Lilly Gieseke is a writer and performance poet from Cincinnati, Ohio. Gieseke began writing seriously when she entered the 7th grade. As a sophomore in high school she began to perform and share her writing with others to raise awareness about mental illness and women’s rights. She believes she can use her ability to play with words to capture her audience using humor and wit.

Growing up with three internationally adopted siblings, her work often redefines what qualifies a family. Her writing has led her to embrace her identity and she uses slam poetry as a platform to further raise awareness about issues she faces as a youth.

Gieseke also as musician, and combines words with the music she composes to communicate her message more effectively. She has written and directed a musical centered on long-lasting friendships, and worked as a librettist with other musicians. Gieseke hopes to encourage communication between those with differences so that we might work together and use collective knowledge to improve the world around us.



by Lillian Gieseke

Petroleuse-noun; a woman who uses petrol to burn down buildings, often used in reference to the Paris Commune, a failed uprising in 1871.

This word is known by few, understood by less, but I find it written in the very fabric of society.

Petroleuse-a word used to assign blame to those suffering the most.

You see, petroleuse was a word spat in the faces of women of insurrection, used to put them down but claim their protection.
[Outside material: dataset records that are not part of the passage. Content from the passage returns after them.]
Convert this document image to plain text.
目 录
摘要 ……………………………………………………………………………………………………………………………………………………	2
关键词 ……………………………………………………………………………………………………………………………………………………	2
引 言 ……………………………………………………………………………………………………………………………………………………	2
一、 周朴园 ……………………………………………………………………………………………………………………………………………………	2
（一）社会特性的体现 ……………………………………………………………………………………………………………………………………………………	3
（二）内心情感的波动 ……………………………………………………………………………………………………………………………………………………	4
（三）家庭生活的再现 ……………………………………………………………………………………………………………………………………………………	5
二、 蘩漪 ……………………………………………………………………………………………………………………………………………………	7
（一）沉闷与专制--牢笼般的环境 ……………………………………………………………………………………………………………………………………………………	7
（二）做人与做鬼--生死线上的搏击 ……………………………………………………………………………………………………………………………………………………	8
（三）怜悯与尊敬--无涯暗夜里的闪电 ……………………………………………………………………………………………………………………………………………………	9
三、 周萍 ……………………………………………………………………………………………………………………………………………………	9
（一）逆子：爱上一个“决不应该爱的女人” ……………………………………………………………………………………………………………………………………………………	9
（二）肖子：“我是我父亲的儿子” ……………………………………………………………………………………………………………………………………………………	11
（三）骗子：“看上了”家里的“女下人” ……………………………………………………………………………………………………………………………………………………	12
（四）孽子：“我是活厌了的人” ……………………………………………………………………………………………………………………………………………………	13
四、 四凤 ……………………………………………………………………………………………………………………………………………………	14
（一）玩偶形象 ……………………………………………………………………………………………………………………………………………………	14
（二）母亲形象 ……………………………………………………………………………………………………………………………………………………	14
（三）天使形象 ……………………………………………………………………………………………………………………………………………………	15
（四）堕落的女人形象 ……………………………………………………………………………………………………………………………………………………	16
I see the word petroleuse written in every flirt, prude, asking for it, rude.

I see it written throughout social media, in posts and tweets and unwanted messages.

Petroleuse-a word used to distract the public from the real need for change with violence and petty insults.

The external becomes more important than the internal.

It does not matter how smart I am if I have long hair and wear pretty clothes.

It does not matter how logical the argument, if I raise my voice above a whisper in the halls, it is the fault of my hormones.

It does not matter who I am, I will be judged on how I look before I am judged on how I act.

Petroleuse-I wish we left this word in 1871 with the ashes of a failed revolt, but it has followed us forward in time.

Through Wollstonecraft’s writing, through the force feeding of Sylvia Pankhurst, through the cult of domesticity like domesticated dogs.

Petroleuse-I am no longer human, I am birthed in flame and fueled by rage.

Like a phoenix I have risen from the ashes of the witch trials.

Singing the song of all women silenced before me.

Shouting the words of every author forced to publish under a male name because of her gender.

Petroleuse-in some twist of fate I find myself wanting to claim this legacy before anyone can give it to me.

All but lost in hours working in the darkness.

For sometimes, you need a dim situation to see the first spark.